Most of the female Turkish migrants enter into marriage migration as a result of an arranged marriage, and the majority of them did not want to leave Turkey. Generally, the women have very limited knowledge of Denmark, and their notions are often shaped by what they are told by their future husband and his family. Moreover, they based their expectations on an idealized Europe as a consequence of seeing other Turkish migrants returning on vacation, seemingly enjoying a richer and freer lifestyle.

The study shows how the female marriage migrants built up hopes of getting an education and obtaining a good job, which they conceptualize as helping other people, mainly senior citizens, children, vulnerable groups, and other immigrants. At the same time, they are often very realistic about their hopes before coming to Denmark.

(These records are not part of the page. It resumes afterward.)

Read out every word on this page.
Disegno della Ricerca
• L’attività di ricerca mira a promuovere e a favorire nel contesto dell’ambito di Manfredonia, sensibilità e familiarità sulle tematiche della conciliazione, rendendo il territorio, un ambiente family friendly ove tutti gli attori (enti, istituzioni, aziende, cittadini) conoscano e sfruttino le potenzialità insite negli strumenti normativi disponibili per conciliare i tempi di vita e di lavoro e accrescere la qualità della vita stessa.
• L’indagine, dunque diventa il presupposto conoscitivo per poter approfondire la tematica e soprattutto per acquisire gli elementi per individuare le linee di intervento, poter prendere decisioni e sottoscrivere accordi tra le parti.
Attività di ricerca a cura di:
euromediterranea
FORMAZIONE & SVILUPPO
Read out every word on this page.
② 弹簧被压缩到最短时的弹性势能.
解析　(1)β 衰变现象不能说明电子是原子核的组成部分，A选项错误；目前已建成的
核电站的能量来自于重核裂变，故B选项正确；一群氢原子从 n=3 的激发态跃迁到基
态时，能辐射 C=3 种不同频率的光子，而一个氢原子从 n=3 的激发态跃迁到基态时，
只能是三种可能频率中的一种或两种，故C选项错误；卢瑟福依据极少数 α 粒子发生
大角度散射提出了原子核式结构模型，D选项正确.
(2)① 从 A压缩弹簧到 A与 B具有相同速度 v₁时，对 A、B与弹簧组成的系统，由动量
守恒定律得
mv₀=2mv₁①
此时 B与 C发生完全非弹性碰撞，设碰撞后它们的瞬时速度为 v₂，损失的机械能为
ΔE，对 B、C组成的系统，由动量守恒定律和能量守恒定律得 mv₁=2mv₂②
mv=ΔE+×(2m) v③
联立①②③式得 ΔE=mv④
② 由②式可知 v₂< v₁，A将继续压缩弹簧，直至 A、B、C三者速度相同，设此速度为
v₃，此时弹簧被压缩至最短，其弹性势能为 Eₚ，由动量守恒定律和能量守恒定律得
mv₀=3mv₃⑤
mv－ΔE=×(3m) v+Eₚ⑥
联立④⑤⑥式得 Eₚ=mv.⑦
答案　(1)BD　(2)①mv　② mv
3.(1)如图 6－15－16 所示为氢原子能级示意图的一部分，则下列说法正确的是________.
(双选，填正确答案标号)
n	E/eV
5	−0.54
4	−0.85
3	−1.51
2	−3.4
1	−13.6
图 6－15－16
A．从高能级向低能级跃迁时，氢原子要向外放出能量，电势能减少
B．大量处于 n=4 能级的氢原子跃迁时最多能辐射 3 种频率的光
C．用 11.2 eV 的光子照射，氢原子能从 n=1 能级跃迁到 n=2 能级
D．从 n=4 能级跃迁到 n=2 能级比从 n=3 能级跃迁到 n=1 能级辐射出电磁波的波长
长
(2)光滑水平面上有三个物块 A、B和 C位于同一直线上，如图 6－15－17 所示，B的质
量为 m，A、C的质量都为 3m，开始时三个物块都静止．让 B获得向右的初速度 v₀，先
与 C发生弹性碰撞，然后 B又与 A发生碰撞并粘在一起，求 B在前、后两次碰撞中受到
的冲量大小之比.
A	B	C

Furthermore, the study finds that for most of the women life in Denmark turns out to be very different from what they had hoped. Most of them struggle to find footholds in the Danish society in the beginning, primarily as a result of living in an extended household with their husband and family-in-law. Informal control within the household impedes the women’s opportunities of participating in some of the most important arenas for language learning, such as education and social activities. The study also finds that to several of the women, taking a low-paying and hard-working job is a rational choice based on prioritizations, where financial and social security is more important than their hopes of getting an education.

The study further shows how the women often find it difficult to integrate into Danish society because of a lack of recognition and self-esteem. The women leave their family in Turkey in a very young age, and often find it difficult to become part of their new family in Denmark. This influences their feeling of being excluded from the most basic spheres of life. When the women have children and leave the extended household to live with their husband and children, most of them start to feel a stronger sense of belonging to Denmark, and experience inclusion in society.